So libfreebl3 is being loaded via the system linker because that's what we try first for the dlopen("libfreebl3") case (no path). I hacked it to load via the custom linker and I get the same crash.
In reference to strlen() going into the weeds, the strlen() here[0] returns a ridiculous result (like -271958475), so I assume it's not really pointing to strlen().
|
|
||
Comment 35•6 years ago
|
||
(In reply to James Willcox (:snorp) (jwillcox@mozilla.com) (he/him) from comment #32)

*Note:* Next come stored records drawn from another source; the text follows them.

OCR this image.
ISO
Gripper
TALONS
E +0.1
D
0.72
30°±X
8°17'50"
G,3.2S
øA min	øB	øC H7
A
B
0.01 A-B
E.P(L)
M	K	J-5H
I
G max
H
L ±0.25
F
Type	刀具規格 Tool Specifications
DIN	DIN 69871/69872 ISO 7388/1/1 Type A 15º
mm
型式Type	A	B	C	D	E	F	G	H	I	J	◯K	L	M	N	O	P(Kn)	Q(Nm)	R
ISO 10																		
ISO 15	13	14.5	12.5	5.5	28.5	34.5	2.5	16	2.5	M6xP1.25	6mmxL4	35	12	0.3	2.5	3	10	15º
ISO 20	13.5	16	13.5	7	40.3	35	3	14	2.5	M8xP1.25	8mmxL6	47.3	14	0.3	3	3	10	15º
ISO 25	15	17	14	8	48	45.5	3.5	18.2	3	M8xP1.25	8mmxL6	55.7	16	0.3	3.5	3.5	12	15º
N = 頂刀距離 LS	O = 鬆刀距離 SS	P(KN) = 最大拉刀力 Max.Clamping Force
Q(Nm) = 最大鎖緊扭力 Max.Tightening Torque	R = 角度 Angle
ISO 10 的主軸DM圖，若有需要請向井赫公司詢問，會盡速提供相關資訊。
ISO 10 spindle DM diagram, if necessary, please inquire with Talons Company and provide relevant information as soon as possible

So libfreebl3 is being loaded via the system linker because that's what we try first for the
dlopen("libfreebl3")case (no path). I hacked it to load via the custom linker and I get the same crash.
The problem is that NSS itself derives the libfreebl3 path from the path to libsoftokn3, so dlopen("libfreebl3") shouldn't be happening in the first place. So if you could figure out where that unqualified dlopen comes from and why, that'd be great.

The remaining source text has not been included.